Nature lovers know Vancouver has more than its share of exceptional parks and gardens, from 1,000-acre Stanley Park to the tiny .3-acre Dr. Sun Yat-SenClassical Chinese Garden.  But there’s one garden that even the most dedicated of outdoor buffs tend to overlook: the Nitobe Memorial Garden on the University of British Columbia campus.

The 2.5-acre garden, tucked away near a set of campus dormitories, happens to be regarded as the best traditional Japanese garden in North America, and one of the finest in the world.

Inside the gates, the garden – a circular pathway around a small lake, all set in the B.C. coastal forest – doesn’t look like much, at least at first glance.  But on closer inspection (and with a little help from the handy brochure), it becomes clear that the traditional Zen garden has been meticulously designed, right down to every leaf and stone.  A stroll through the garden, which takes around 20 minutes, is meant to be a highly symbolic journey.  You’re not just admiring nature; in fine Shinto tradition, you’re gaining instruction and insight on the world and your place in it.  While the garden can be interpreted in many different ways, one popular interpretation is that it represents the journey of life itself.
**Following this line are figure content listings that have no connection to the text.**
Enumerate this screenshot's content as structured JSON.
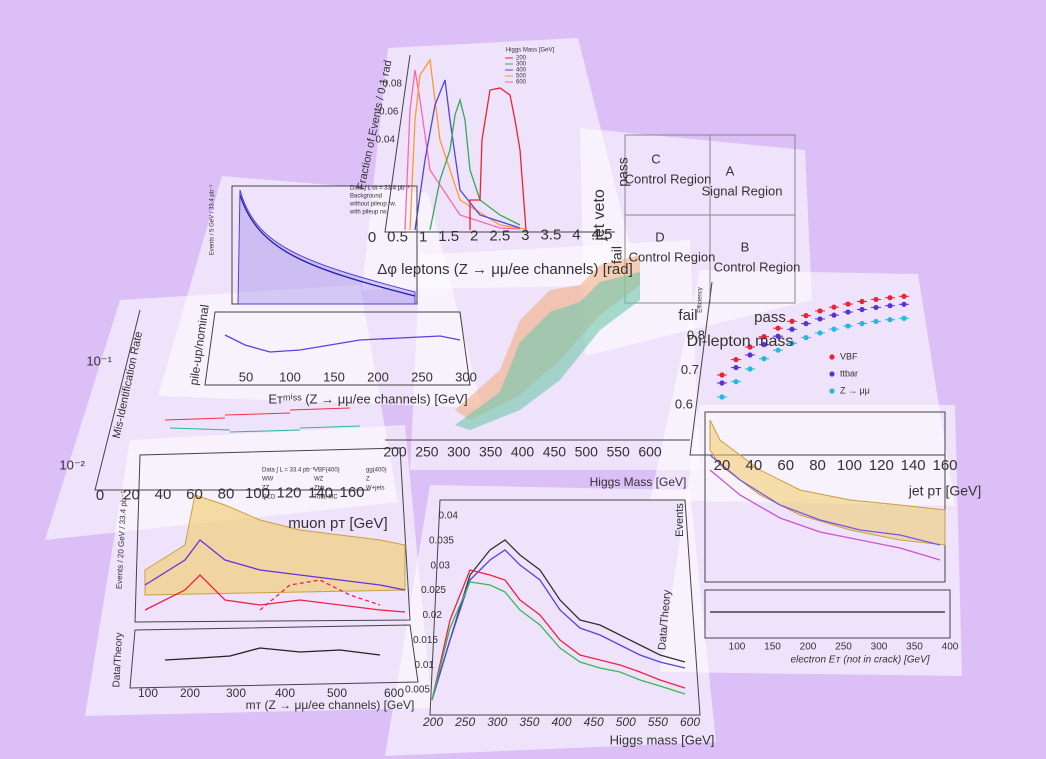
{
  "delta_phi": {
    "y_label": "Fraction of Events / 0.1 rad",
    "y_ticks": [
      "0.08",
      "0.06",
      "0.04"
    ],
    "legend_title": "Higgs Mass [GeV]",
    "legend": [
      "200",
      "300",
      "400",
      "500",
      "600"
    ],
    "x_ticks": [
      "0",
      "0.5",
      "1",
      "1.5",
      "2",
      "2.5",
      "3",
      "3.5",
      "4",
      "4.5"
    ],
    "x_label": "Δφ leptons (Z → μμ/ee channels) [rad]"
  },
  "abcd": {
    "regions": [
      {
        "letter": "C",
        "name": "Control Region"
      },
      {
        "letter": "A",
        "name": "Signal Region"
      },
      {
        "letter": "D",
        "name": "Control Region"
      },
      {
        "letter": "B",
        "name": "Control Region"
      }
    ],
    "y_axis": "jet veto",
    "y_pass": "pass",
    "y_fail": "fail",
    "x_fail": "fail",
    "x_pass": "pass",
    "x_label": "Di-lepton mass"
  },
  "met": {
    "y_label": "Events / 5 GeV / 33.4 pb⁻¹",
    "legend": [
      "Data ∫ L dt = 33.4 pb⁻¹",
      "Background",
      "without pileup rw.",
      "with pileup rw."
    ],
    "ratio_label": "pile-up/nominal",
    "x_ticks": [
      "50",
      "100",
      "150",
      "200",
      "250",
      "300"
    ],
    "x_label": "Eᴛᵐⁱˢˢ (Z → μμ/ee channels) [GeV]"
  },
  "misid": {
    "y_label": "Mis-Identification Rate",
    "y_ticks": [
      "10⁻¹",
      "10⁻²"
    ],
    "x_ticks": [
      "0",
      "20",
      "40",
      "60",
      "80",
      "100",
      "120",
      "140",
      "160"
    ],
    "x_label": "muon pᴛ [GeV]"
  },
  "efficiency": {
    "y_label": "Efficiency",
    "y_ticks": [
      "0.8",
      "0.7",
      "0.6"
    ],
    "legend": [
      "VBF",
      "ttbar",
      "Z → μμ"
    ],
    "x_ticks": [
      "20",
      "40",
      "60",
      "80",
      "100",
      "120",
      "140",
      "160"
    ],
    "x_label": "jet pᴛ [GeV]"
  },
  "higgs_band": {
    "x_ticks": [
      "200",
      "250",
      "300",
      "350",
      "400",
      "450",
      "500",
      "550",
      "600"
    ],
    "x_label": "Higgs Mass [GeV]"
  },
  "mt": {
    "y_label": "Events / 20 GeV / 33.4 pb⁻¹",
    "legend": [
      "Data ∫ L = 33.4 pb⁻¹",
      "VBF(400)",
      "gg(400)",
      "WW",
      "WZ",
      "Z",
      "ZZ",
      "Zbb",
      "W+jets",
      "QCD",
      "Total MC"
    ],
    "ratio_label": "Data/Theory",
    "x_ticks": [
      "100",
      "200",
      "300",
      "400",
      "500",
      "600"
    ],
    "x_label": "mᴛ (Z → μμ/ee channels) [GeV]"
  },
  "higgs_mass": {
    "y_ticks": [
      "0.04",
      "0.035",
      "0.03",
      "0.025",
      "0.02",
      "0.015",
      "0.01",
      "0.005"
    ],
    "x_ticks": [
      "200",
      "250",
      "300",
      "350",
      "400",
      "450",
      "500",
      "550",
      "600"
    ],
    "x_label": "Higgs mass [GeV]"
  },
  "electron": {
    "y_label": "Events",
    "ratio_label": "Data/Theory",
    "x_ticks": [
      "100",
      "150",
      "200",
      "250",
      "300",
      "350",
      "400"
    ],
    "x_label": "electron Eᴛ (not in crack) [GeV]"
  }
}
A rushing mini-waterfall and set of slippery stepping stones embody the early perils of infancy.  Bridges over the lake reflect important junctures on life’s journey, like marriage and spiritual growth.  Stone lanterns placed strategically along paths represent light dispelling darkness, helping the seeker gain perspective on the challenges ahead.
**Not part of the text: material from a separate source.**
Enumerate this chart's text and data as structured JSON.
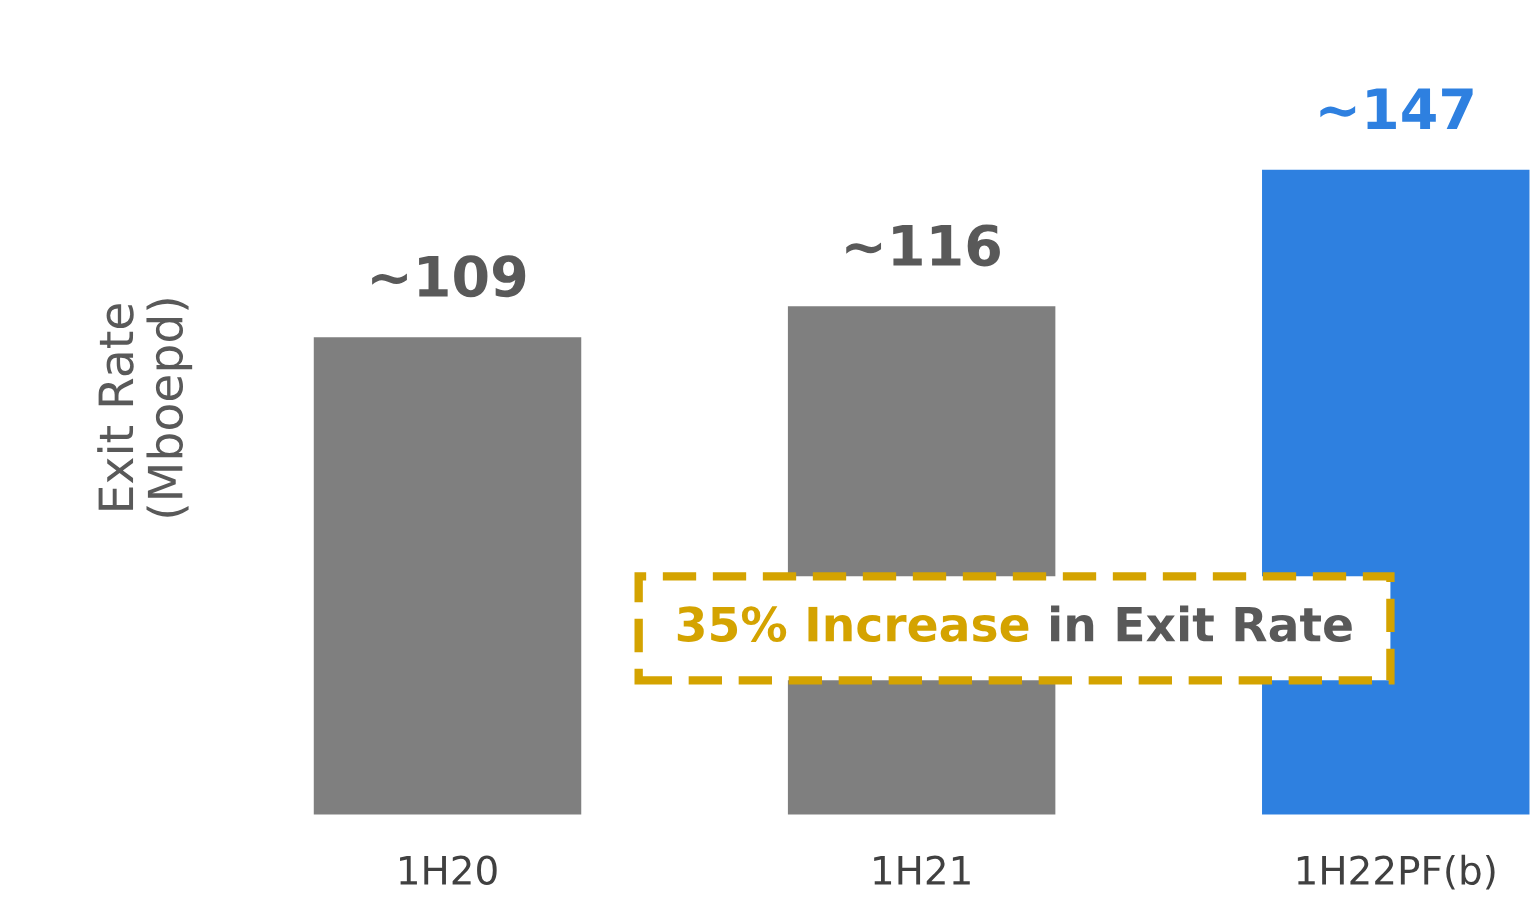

Of course, you don’t need to get so deep to enjoy the garden.  It’s a quiet, peaceful space (apart from the occasional car passing by on Marine Drive, just beyond the garden walls) shaded by towering western red cedars and hemlocks.  The ground is covered almost entirely by soft, green moss.  And throughout April, the cherry trees are in bloom, sending blossoms cascading into the lake and along the paths.

The garden is also extremely popular on weekends (especially with families with small children and camera-toting travellers).  So be sure to visit during the quieter weekdays for a true Zen experience.

Nitobe Memorial Garden is located at 1895 Lower Mall on the UBC campus, just a short walk from the UBC Museum of Anthropology. It’s open daily 9:30 a.m.-5 p.m., from April-October. Adult admission is $7.